Les premiers films de ces visionnages marquisiens sont en général très improbables (ah, le BLACK NINJA dont je vous parlais il y a quelques mois, avec cet acteur qu'on retrouve aujourd'hui dans LA MÉMOIRE DE NOS PÈRES, le nouveau Eastwood, mais qui, lorsqu'il faisait de la série Z, arrivait complètement drogué jusqu'aux yeux devant la caméra. Eastwood aurait-il vu BLACK NINJA ?). Je commence par ce FLESH FOR THE BEAST de Terry West, dont je découvre ce matin même, au lendemain du visionnage donc, que le réalisateur est quelqu'un de très underground mais de connu des amateurs d'horreurs. Le garçon étant aussi écrivain, créateur de BD, etc. Il est même le metteur en scène de SATAN'S SCHOOL FOR LUST, film avec Misty Mundae, la grande folle dans le rôle principal, actrice dont on vous avait parlé à l'occasion du SICK GIRL de Lucky McKee, épisode de la série MASTERS OF HORROR. Mais revenons à nos moutons.
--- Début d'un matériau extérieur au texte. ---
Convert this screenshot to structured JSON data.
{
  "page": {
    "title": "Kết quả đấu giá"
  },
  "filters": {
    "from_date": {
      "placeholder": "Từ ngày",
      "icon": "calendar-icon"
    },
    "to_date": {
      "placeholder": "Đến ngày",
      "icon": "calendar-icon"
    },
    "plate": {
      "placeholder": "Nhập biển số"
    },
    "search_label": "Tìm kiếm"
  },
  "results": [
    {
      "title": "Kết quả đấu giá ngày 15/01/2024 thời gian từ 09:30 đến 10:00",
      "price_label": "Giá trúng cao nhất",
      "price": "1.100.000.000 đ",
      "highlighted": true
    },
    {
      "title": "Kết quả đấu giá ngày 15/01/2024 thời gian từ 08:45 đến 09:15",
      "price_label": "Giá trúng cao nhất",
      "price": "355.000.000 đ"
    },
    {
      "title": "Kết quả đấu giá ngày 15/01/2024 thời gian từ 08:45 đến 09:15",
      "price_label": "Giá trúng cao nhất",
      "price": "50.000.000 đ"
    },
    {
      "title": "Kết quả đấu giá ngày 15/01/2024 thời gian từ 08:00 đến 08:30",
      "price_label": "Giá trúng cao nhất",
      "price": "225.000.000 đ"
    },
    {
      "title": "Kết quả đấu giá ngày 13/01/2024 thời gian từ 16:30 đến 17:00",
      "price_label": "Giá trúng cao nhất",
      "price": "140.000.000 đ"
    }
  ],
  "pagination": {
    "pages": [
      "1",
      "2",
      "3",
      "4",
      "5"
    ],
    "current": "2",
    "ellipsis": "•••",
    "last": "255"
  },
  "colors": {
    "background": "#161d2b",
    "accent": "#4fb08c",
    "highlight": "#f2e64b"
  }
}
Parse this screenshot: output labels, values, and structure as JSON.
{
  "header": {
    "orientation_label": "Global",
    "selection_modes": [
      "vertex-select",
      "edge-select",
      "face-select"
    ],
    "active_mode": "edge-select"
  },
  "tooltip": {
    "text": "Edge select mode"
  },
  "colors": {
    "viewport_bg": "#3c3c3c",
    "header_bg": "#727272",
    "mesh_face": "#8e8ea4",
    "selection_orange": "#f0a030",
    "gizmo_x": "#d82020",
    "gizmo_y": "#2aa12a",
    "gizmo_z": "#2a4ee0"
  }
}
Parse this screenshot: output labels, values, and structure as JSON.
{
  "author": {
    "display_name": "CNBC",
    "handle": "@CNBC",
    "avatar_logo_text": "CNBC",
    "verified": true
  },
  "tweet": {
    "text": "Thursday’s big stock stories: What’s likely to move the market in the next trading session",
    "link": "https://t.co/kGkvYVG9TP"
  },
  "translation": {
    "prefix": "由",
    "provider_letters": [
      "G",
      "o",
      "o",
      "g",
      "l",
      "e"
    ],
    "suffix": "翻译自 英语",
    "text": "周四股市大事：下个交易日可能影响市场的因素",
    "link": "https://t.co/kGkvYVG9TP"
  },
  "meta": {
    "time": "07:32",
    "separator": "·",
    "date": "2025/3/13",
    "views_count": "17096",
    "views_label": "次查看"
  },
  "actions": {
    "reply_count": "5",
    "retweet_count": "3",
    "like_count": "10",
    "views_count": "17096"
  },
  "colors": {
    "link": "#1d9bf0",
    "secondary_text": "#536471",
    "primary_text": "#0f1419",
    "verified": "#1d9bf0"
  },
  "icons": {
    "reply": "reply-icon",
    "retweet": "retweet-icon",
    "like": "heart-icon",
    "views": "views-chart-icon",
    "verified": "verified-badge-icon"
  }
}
Terry West est aussi acteur ! Voilà qui nous fait une belle jambe, et qui ravira les encyclopédistes ou notre ami Google. Approchons-nous.
Ce film sponsorisé par Mad Movies (LE magazine de la politique des auteurs), commence très vite, après une bien gore et étrange introduction. Vous vous souvenez de GHOSTBUSTERS ? Bon, ben ici, c'est un peu pareil. Nos héros ont créé une agence spécialisée dans le paranormal. Mouais. Évidemment, la PME est au bord du dépôt de bilan. Heureusement, in extremis, ils se font engager par un mystérieux châtelain rappelant très vaguement un Malcom McDowell mûr, quoique... Ce dernier tient à faire analyser ou exorciser son manoir. Et il paie très cher. Il double même la mise d'entrée de jeu... Nos héros ne peuvent refuser. Il faut commencer fissa l'exploration de la maison. On branche les talkies-walkies et zouh ! on explore. Une fois que tout le monde est bien séparé, les ennuis commencent... Je ne sais pas ce que c'est, mais une chose  est claire : il s'est passé un truc pas clair dans le coin dans un passé lointain. Nos héros, un par un, vont affronter les démons de la maison...
PAR OÙ T'ES ENTRÉ, ON T'A PAS VU SORTIR DE LA MAISON DE L'HORREUR était le titre parfait pour ce long-métrage, qui fait partie de ce que les utilisateurs de IMDB appellent l'industrie des films à micro-budget. Mouais. Ils n'ont sans doute jamais vu I SPIT ON YOUR CORPSE, I PISS ON YOUR GRAVE, déjà évoqué dans ces pages et bien plus douloureux. En tout cas, ce n'est pas de la grosse machine. C’est de l'artisanal "soigné", pourrait-on dire. Tournage vidéo mais grand soin d’éclairage et même d’étalonnage en post-production (un peu trop d'ailleurs, à l'image de cette scène de dévoration à la lueur de la lune, où un bon coup de logiciel After Effects permet de faire ressortir un sang plus vermillon et  plus ripoliné que nature !). Budget modeste mais pas ruiné, volonté de proposer un produit de qualité surtout pas Z. Voilà pour les espoirs sur le papier.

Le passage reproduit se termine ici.